PATRIA O MUERTE

Il est difficile d’explorer Cuba sans croiser son visage. Présent à chaque coin de rue, sur des peintures murales, portraits encadrés à l’intérieur des commerces et maisons ou grandes pancartes au bord des routes, Fidel Castro a survécu à la mémoire.

La première photo de Fidel, l’exposant devant un portrait de José Marti ne fera qu’accentuer la sacralisation du rebelle, avec ce jeu de miroir entre les deux portraits offrant une mise en abîme des valeurs du « sauveur ».

Sans jamais ériger une statue à sa gloire, Fidel Castro construira son iconisation grâce à la révolution de 1959 et à une propagande visuelle supportée par des artistes, dessinateurs et photographes cubains liant intrinsèquement la nouvelle idéologie à sa personne. Il apparait souvent sous son célèbre uniforme et avec ou sans sa casquette emblématique comme le sauveur, le libérateur du peuple cubain.

 De ce fait, le nouveau dirigeant apporte à son mouvement révolutionnaire un caractère divin et prophétique au côté du « Che », subtilité qui lui permet de ne pas tomber dans le piège du culte de la personnalité classique et lui permet de renforcer l’affirmation d’un régime au service de son peuple et de maintenir cette flamme de la révolution dans le coeur et l’esprit des cubains.

Aujourd’hui, dans une société cubaine nostalgique de son passé et de ses idoles, incertaine de son futur proche, l’icone de Fidel joue d’autant plus son rôle de liant social et de référentiel auquel se raccrocher.
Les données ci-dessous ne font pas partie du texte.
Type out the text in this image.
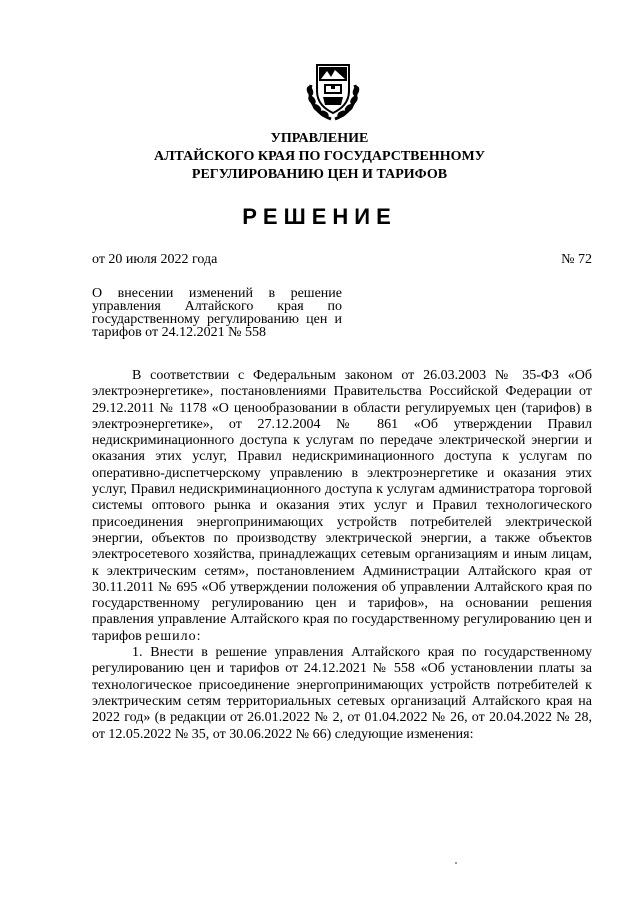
УПРАВЛЕНИЕ
АЛТАЙСКОГО КРАЯ ПО ГОСУДАРСТВЕННОМУ
РЕГУЛИРОВАНИЮ ЦЕН И ТАРИФОВ
РЕШЕНИЕ
от 20 июля 2022 года	№ 72
О внесении изменений в решение управления Алтайского края по государственному регулированию цен и тарифов от 24.12.2021 № 558

В соответствии с Федеральным законом от 26.03.2003 № 35-ФЗ «Об электроэнергетике», постановлениями Правительства Российской Федерации от 29.12.2011 № 1178 «О ценообразовании в области регулируемых цен (тарифов) в электроэнергетике», от 27.12.2004 № 861 «Об утверждении Правил недискриминационного доступа к услугам по передаче электрической энергии и оказания этих услуг, Правил недискриминационного доступа к услугам по оперативно-диспетчерскому управлению в электроэнергетике и оказания этих услуг, Правил недискриминационного доступа к услугам администратора торговой системы оптового рынка и оказания этих услуг и Правил технологического присоединения энергопринимающих устройств потребителей электрической энергии, объектов по производству электрической энергии, а также объектов электросетевого хозяйства, принадлежащих сетевым организациям и иным лицам, к электрическим сетям», постановлением Администрации Алтайского края от 30.11.2011 № 695 «Об утверждении положения об управлении Алтайского края по государственному регулированию цен и тарифов», на основании решения правления управление Алтайского края по государственному регулированию цен и тарифов решило:

1. Внести в решение управления Алтайского края по государственному регулированию цен и тарифов от 24.12.2021 № 558 «Об установлении платы за технологическое присоединение энергопринимающих устройств потребителей к электрическим сетям территориальных сетевых организаций Алтайского края на 2022 год» (в редакции от 26.01.2022 № 2, от 01.04.2022 № 26, от 20.04.2022 № 28, от 12.05.2022 № 35, от 30.06.2022 № 66) следующие изменения:
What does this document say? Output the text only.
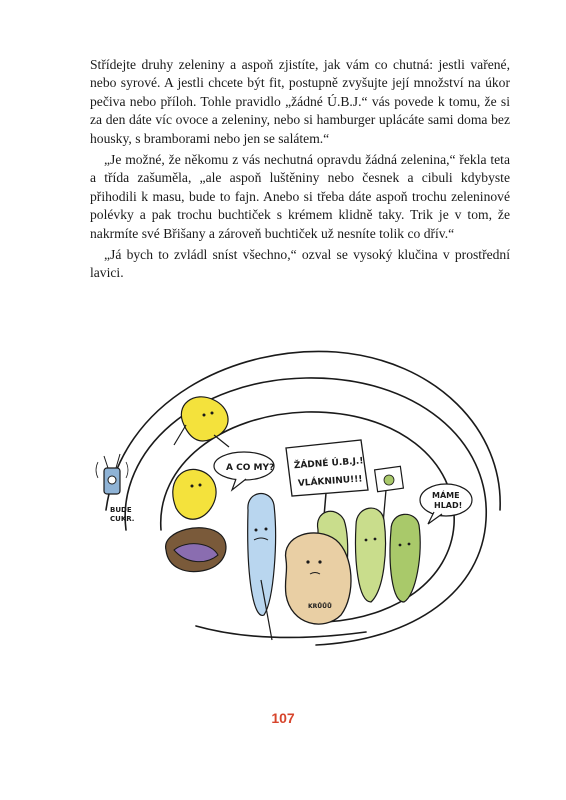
Střídejte druhy zeleniny a aspoň zjistíte, jak vám co chutná: jestli vařené, nebo syrové. A jestli chcete být fit, postupně zvyšujte její množství na úkor pečiva nebo příloh. Tohle pravidlo „žádné Ú.B.J.“ vás povede k tomu, že si za den dáte víc ovoce a zeleniny, nebo si hamburger uplácáte sami doma bez housky, s bramborami nebo jen se salátem.“

„Je možné, že někomu z vás nechutná opravdu žádná zelenina,“ řekla teta a třída zašuměla, „ale aspoň luštěniny nebo česnek a cibuli kdybyste přihodili k masu, bude to fajn. Anebo si třeba dáte aspoň trochu zeleninové polévky a pak trochu buchtiček s krémem klidně taky. Trik je v tom, že nakrmíte své Břišany a zároveň buchtiček už nesníte tolik co dřív.“

„Já bych to zvládl sníst všechno,“ ozval se vysoký klučina v prostřední lavici.

BUDE
CUKR.
A CO MY? ŽÁDNÉ Ú.B.J.!
VLÁKNINU!!!
MÁME
HLAD!
KRŮŮŮ
107
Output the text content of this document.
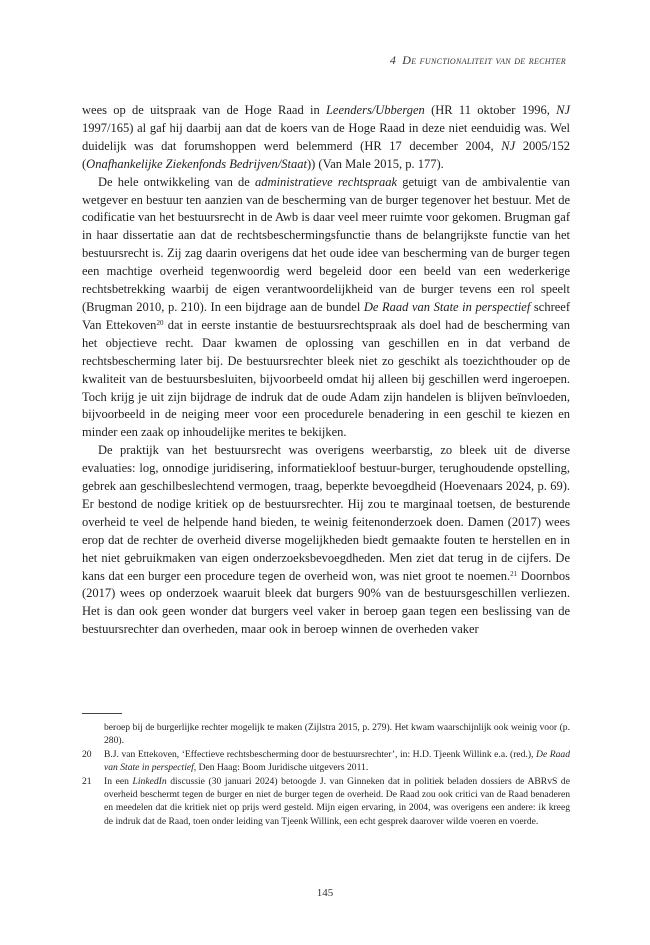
4 De functionaliteit van de rechter

wees op de uitspraak van de Hoge Raad in Leenders/Ubbergen (HR 11 oktober 1996, NJ 1997/165) al gaf hij daarbij aan dat de koers van de Hoge Raad in deze niet eenduidig was. Wel duidelijk was dat forumshoppen werd belemmerd (HR 17 december 2004, NJ 2005/152 (Onafhankelijke Ziekenfonds Bedrijven/Staat)) (Van Male 2015, p. 177).

De hele ontwikkeling van de administratieve rechtspraak getuigt van de ambivalentie van wetgever en bestuur ten aanzien van de bescherming van de burger tegenover het bestuur. Met de codificatie van het bestuursrecht in de Awb is daar veel meer ruimte voor gekomen. Brugman gaf in haar dissertatie aan dat de rechtsbeschermingsfunctie thans de belangrijkste functie van het bestuursrecht is. Zij zag daarin overigens dat het oude idee van bescherming van de burger tegen een machtige overheid tegenwoordig werd begeleid door een beeld van een wederkerige rechtsbetrekking waarbij de eigen verantwoordelijkheid van de burger tevens een rol speelt (Brugman 2010, p. 210). In een bijdrage aan de bundel De Raad van State in perspectief schreef Van Ettekoven$^{20}$ dat in eerste instantie de bestuursrechtspraak als doel had de bescherming van het objectieve recht. Daar kwamen de oplossing van geschillen en in dat verband de rechtsbescherming later bij. De bestuursrechter bleek niet zo geschikt als toezichthouder op de kwaliteit van de bestuursbesluiten, bijvoorbeeld omdat hij alleen bij geschillen werd ingeroepen. Toch krijg je uit zijn bijdrage de indruk dat de oude Adam zijn handelen is blijven beïnvloeden, bijvoorbeeld in de neiging meer voor een procedurele benadering in een geschil te kiezen en minder een zaak op inhoudelijke merites te bekijken.

De praktijk van het bestuursrecht was overigens weerbarstig, zo bleek uit de diverse evaluaties: log, onnodige juridisering, informatiekloof bestuur-burger, terughoudende opstelling, gebrek aan geschilbeslechtend vermogen, traag, beperkte bevoegdheid (Hoevenaars 2024, p. 69). Er bestond de nodige kritiek op de bestuursrechter. Hij zou te marginaal toetsen, de besturende overheid te veel de helpende hand bieden, te weinig feitenonderzoek doen. Damen (2017) wees erop dat de rechter de overheid diverse mogelijkheden biedt gemaakte fouten te herstellen en in het niet gebruikmaken van eigen onderzoeksbevoegdheden. Men ziet dat terug in de cijfers. De kans dat een burger een procedure tegen de overheid won, was niet groot te noemen.$^{21}$ Doornbos (2017) wees op onderzoek waaruit bleek dat burgers 90% van de bestuursgeschillen verliezen. Het is dan ook geen wonder dat burgers veel vaker in beroep gaan tegen een beslissing van de bestuursrechter dan overheden, maar ook in beroep winnen de overheden vaker

beroep bij de burgerlijke rechter mogelijk te maken (Zijlstra 2015, p. 279). Het kwam waarschijnlijk ook weinig voor (p. 280).

20 B.J. van Ettekoven, ‘Effectieve rechtsbescherming door de bestuursrechter’, in: H.D. Tjeenk Willink e.a. (red.), De Raad van State in perspectief, Den Haag: Boom Juridische uitgevers 2011.

21 In een LinkedIn discussie (30 januari 2024) betoogde J. van Ginneken dat in politiek beladen dossiers de ABRvS de overheid beschermt tegen de burger en niet de burger tegen de overheid. De Raad zou ook critici van de Raad benaderen en meedelen dat die kritiek niet op prijs werd gesteld. Mijn eigen ervaring, in 2004, was overigens een andere: ik kreeg de indruk dat de Raad, toen onder leiding van Tjeenk Willink, een echt gesprek daarover wilde voeren en voerde.

145
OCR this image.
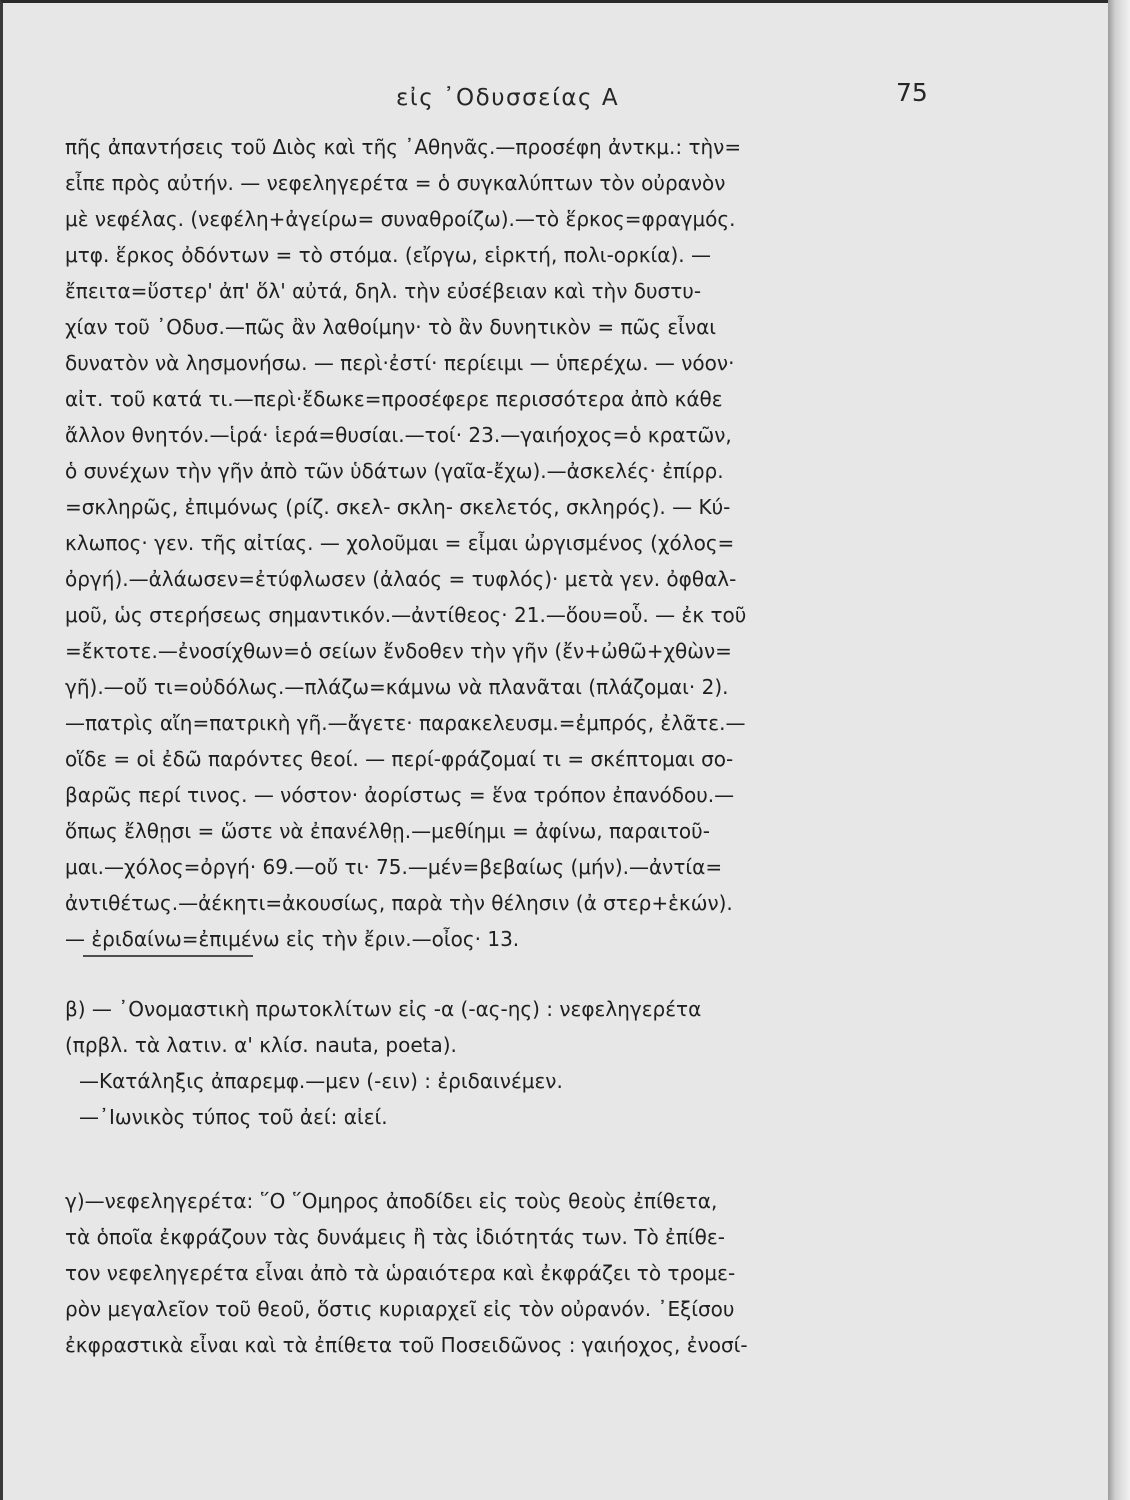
εἰς ᾿Οδυσσείας Α	75
πῆς ἀπαντήσεις τοῦ Διὸς καὶ τῆς ᾿Αθηνᾶς.—προσέφη ἀντκμ.: τὴν=
εἶπε πρὸς αὐτήν. — νεφεληγερέτα = ὁ συγκαλύπτων τὸν οὐρανὸν
μὲ νεφέλας. (νεφέλη+ἀγείρω= συναθροίζω).—τὸ ἕρκος=φραγμός.
μτφ. ἕρκος ὀδόντων = τὸ στόμα. (εἴργω, εἱρκτή, πολι-ορκία). —
ἔπειτα=ὕστερ' ἀπ' ὅλ' αὐτά, δηλ. τὴν εὐσέβειαν καὶ τὴν δυστυ-
χίαν τοῦ ᾿Οδυσ.—πῶς ἂν λαθοίμην· τὸ ἂν δυνητικὸν = πῶς εἶναι
δυνατὸν νὰ λησμονήσω. — περὶ·ἐστί· περίειμι — ὑπερέχω. — νόον·
αἰτ. τοῦ κατά τι.—περὶ·ἔδωκε=προσέφερε περισσότερα ἀπὸ κάθε
ἄλλον θνητόν.—ἱρά· ἱερά=θυσίαι.—τοί· 23.—γαιήοχος=ὁ κρατῶν,
ὁ συνέχων τὴν γῆν ἀπὸ τῶν ὑδάτων (γαῖα-ἔχω).—ἀσκελές· ἐπίρρ.
=σκληρῶς, ἐπιμόνως (ρίζ. σκελ- σκλη- σκελετός, σκληρός). — Κύ-
κλωπος· γεν. τῆς αἰτίας. — χολοῦμαι = εἶμαι ὠργισμένος (χόλος=
ὀργή).—ἀλάωσεν=ἐτύφλωσεν (ἀλαός = τυφλός)· μετὰ γεν. ὀφθαλ-
μοῦ, ὡς στερήσεως σημαντικόν.—ἀντίθεος· 21.—ὅου=οὗ. — ἐκ τοῦ
=ἔκτοτε.—ἐνοσίχθων=ὁ σείων ἔνδοθεν τὴν γῆν (ἔν+ὠθῶ+χθὼν=
γῆ).—οὔ τι=οὐδόλως.—πλάζω=κάμνω νὰ πλανᾶται (πλάζομαι· 2).
—πατρὶς αἴη=πατρικὴ γῆ.—ἄγετε· παρακελευσμ.=ἐμπρός, ἐλᾶτε.—
οἵδε = οἱ ἐδῶ παρόντες θεοί. — περί-φράζομαί τι = σκέπτομαι σο-
βαρῶς περί τινος. — νόστον· ἀορίστως = ἕνα τρόπον ἐπανόδου.—
ὅπως ἔλθῃσι = ὥστε νὰ ἐπανέλθῃ.—μεθίημι = ἀφίνω, παραιτοῦ-
μαι.—χόλος=ὀργή· 69.—οὔ τι· 75.—μέν=βεβαίως (μήν).—ἀντία=
ἀντιθέτως.—ἀέκητι=ἀκουσίως, παρὰ τὴν θέλησιν (ἀ στερ+ἑκών).
— ἐριδαίνω=ἐπιμένω εἰς τὴν ἔριν.—οἶος· 13.
β) — ᾿Ονομαστικὴ πρωτοκλίτων εἰς -α (-ας-ης) : νεφεληγερέτα
(πρβλ. τὰ λατιν. α' κλίσ. nauta, poeta).
—Κατάληξις ἀπαρεμφ.—μεν (-ειν) : ἐριδαινέμεν.
—᾿Ιωνικὸς τύπος τοῦ ἀεί: αἰεί.
γ)—νεφεληγερέτα: ῞Ο ῞Ομηρος ἀποδίδει εἰς τοὺς θεοὺς ἐπίθετα,
τὰ ὁποῖα ἐκφράζουν τὰς δυνάμεις ἢ τὰς ἰδιότητάς των. Τὸ ἐπίθε-
τον νεφεληγερέτα εἶναι ἀπὸ τὰ ὡραιότερα καὶ ἐκφράζει τὸ τρομε-
ρὸν μεγαλεῖον τοῦ θεοῦ, ὅστις κυριαρχεῖ εἰς τὸν οὐρανόν. ᾿Εξίσου
ἐκφραστικὰ εἶναι καὶ τὰ ἐπίθετα τοῦ Ποσειδῶνος : γαιήοχος, ἐνοσί-
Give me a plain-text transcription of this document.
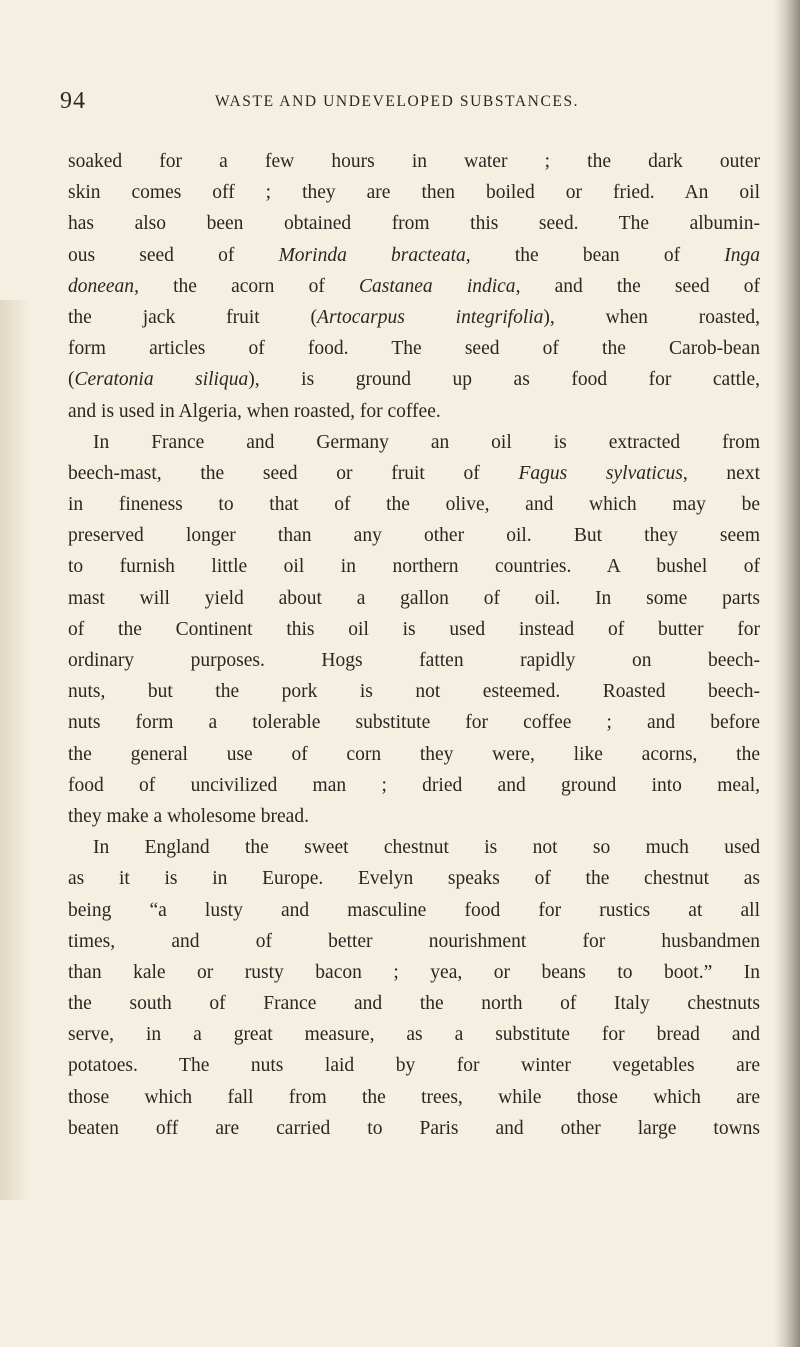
94	WASTE AND UNDEVELOPED SUBSTANCES.
soaked for a few hours in water ; the dark outer
skin comes off ; they are then boiled or fried. An oil
has also been obtained from this seed. The albumin-
ous seed of Morinda bracteata, the bean of Inga
doneean, the acorn of Castanea indica, and the seed of
the jack fruit (Artocarpus integrifolia), when roasted,
form articles of food. The seed of the Carob-bean
(Ceratonia siliqua), is ground up as food for cattle,
and is used in Algeria, when roasted, for coffee.
In France and Germany an oil is extracted from
beech-mast, the seed or fruit of Fagus sylvaticus, next
in fineness to that of the olive, and which may be
preserved longer than any other oil. But they seem
to furnish little oil in northern countries. A bushel of
mast will yield about a gallon of oil. In some parts
of the Continent this oil is used instead of butter for
ordinary purposes. Hogs fatten rapidly on beech-
nuts, but the pork is not esteemed. Roasted beech-
nuts form a tolerable substitute for coffee ; and before
the general use of corn they were, like acorns, the
food of uncivilized man ; dried and ground into meal,
they make a wholesome bread.
In England the sweet chestnut is not so much used
as it is in Europe. Evelyn speaks of the chestnut as
being “a lusty and masculine food for rustics at all
times, and of better nourishment for husbandmen
than kale or rusty bacon ; yea, or beans to boot.” In
the south of France and the north of Italy chestnuts
serve, in a great measure, as a substitute for bread and
potatoes. The nuts laid by for winter vegetables are
those which fall from the trees, while those which are
beaten off are carried to Paris and other large towns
On le garde à proximité, comme l’on mettrait une croix autour de son cou afin de nous protéger d’éventuels maux à venir. 

De ce fait, Fidel a réussi à opérer une transfiguration de sa personne, en passant du leader de chair au protecteur céleste, de l’être physique adulé par sa population à un système de valeurs et de symboles puissants s’étendant comme une chape invisible mais perceptible pour l’ensemble des cubains et à l’international.